About This Work:
When one thinks of Roy Lichtenstein, one does not think of American Indian Art. However, Lichtenstein was interested in the people of the Old West, particularly Native American Indians. Lichtenstein’s engagement with American Indian art is reflected in two periods: his earliest work and his Surrealist series of the late 1970’s-1980’s.
His interest in American Indian art began during the days of his childhood in New York, during several visits to the American Museum of Natural History. In 1950, he began a series of jokey takeoffs on heroic myths and legends. His interest was also partly stimulated by his experiences in Southampton during the late 1970s when he and his wife resided near a Shinnecock Indian reservation, and by the collections of friends such as Jasper Johns, Frank Stella and Donald Judd, all of whom were known to have acquired Native American blankets and other objects to use in their work.

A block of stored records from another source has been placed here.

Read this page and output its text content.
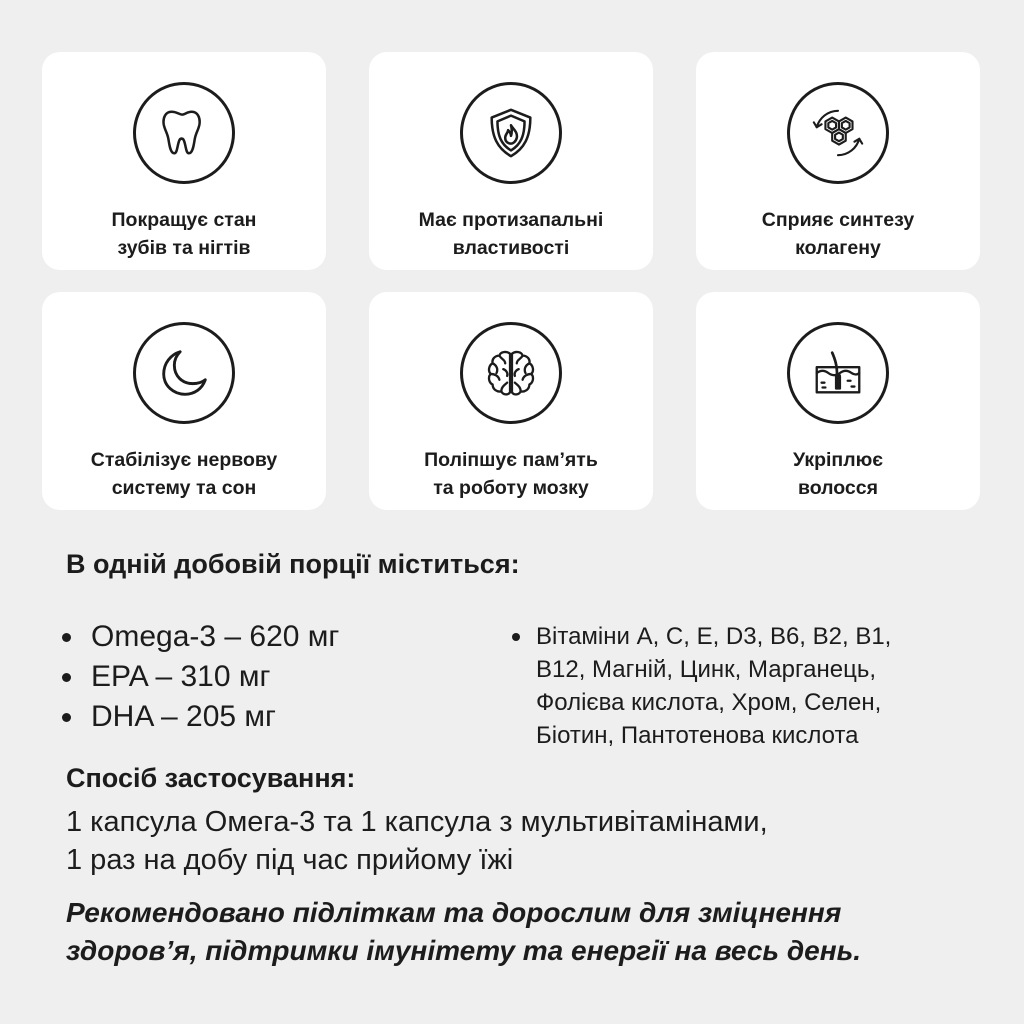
Покращує стан
зубів та нігтів
Має протизапальні
властивості
Сприяє синтезу
колагену
Стабілізує нервову
систему та сон
Поліпшує пам’ять
та роботу мозку
Укріплює
волосся
В одній добовій порції міститься:
Omega-3 – 620 мг
EPA – 310 мг
DHA – 205 мг
Вітаміни A, C, E, D3, B6, B2, B1,
B12, Магній, Цинк, Марганець,
Фолієва кислота, Хром, Селен,
Біотин, Пантотенова кислота
Спосіб застосування:
1 капсула Омега-3 та 1 капсула з мультивітамінами,
1 раз на добу під час прийому їжі
Рекомендовано підліткам та дорослим для зміцнення
здоров’я, підтримки імунітету та енергії на весь день.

Some of the themes that Lichtenstein used in his works are American Indian symbols, specific designs for mythical animals found on pottery and in books, and the hatched lines from Southwestern pottery, textiles and ceramics, just to name a few.
Lichtenstein’s Two Figures With Teepee is part of a series of six small intaglios, all of which are soft-ground etching, aquatint and engravings about the American Indian theme. This series was accompanied by another series of six woodcuts, larger in size and different in style. This particular phase of Lichtenstein’s American Indian-inspired work occurred from 1979 to 1981, long after he had established his familiar Pop style.
This work has a classic Native American palette formed by saturated reddish-brown, green, yellow and black pigments, with the mold-made Lana paper constituting the rest of the image. The tones refer to the earth and the colors that American Indians use for their textiles and handcrafted items.
In Two Figures With Teepee several important elements are present, all recalling the American Indians’ lifestyle and traditions: lightning-like zigzags and crosses symbolizing the four directions, arrow-like triangles, graphic patterns that symbolize wood and leather textures, and a strong component of geometrical abstraction through which the artist reshuffled, stripped and reworked the elements in the flat planes and geometry of Synthetic Cubism.
The first figure is formed by a blue eye with and eyebrow and a braid, like the long braids of the American Indian women. The second figure is formed by a squared eye – a type of eye that Lichtenstein often used for this series – and a group of feathers that resembles the typical American Indian headress, almost always decorated with feathers. Both figures make reference to the larger woodcut series.
Two Figures With Teepee is formally and iconographically very interesting, a perfect example of the spatial dislocation, proper of the Cubist movement, that unifies all the elements instead of dividing them. Some critics have also stated that the powerfully graphic nature of Native American art most likely appealed to Lichtenstein due to its visual similarity to his own style at this time.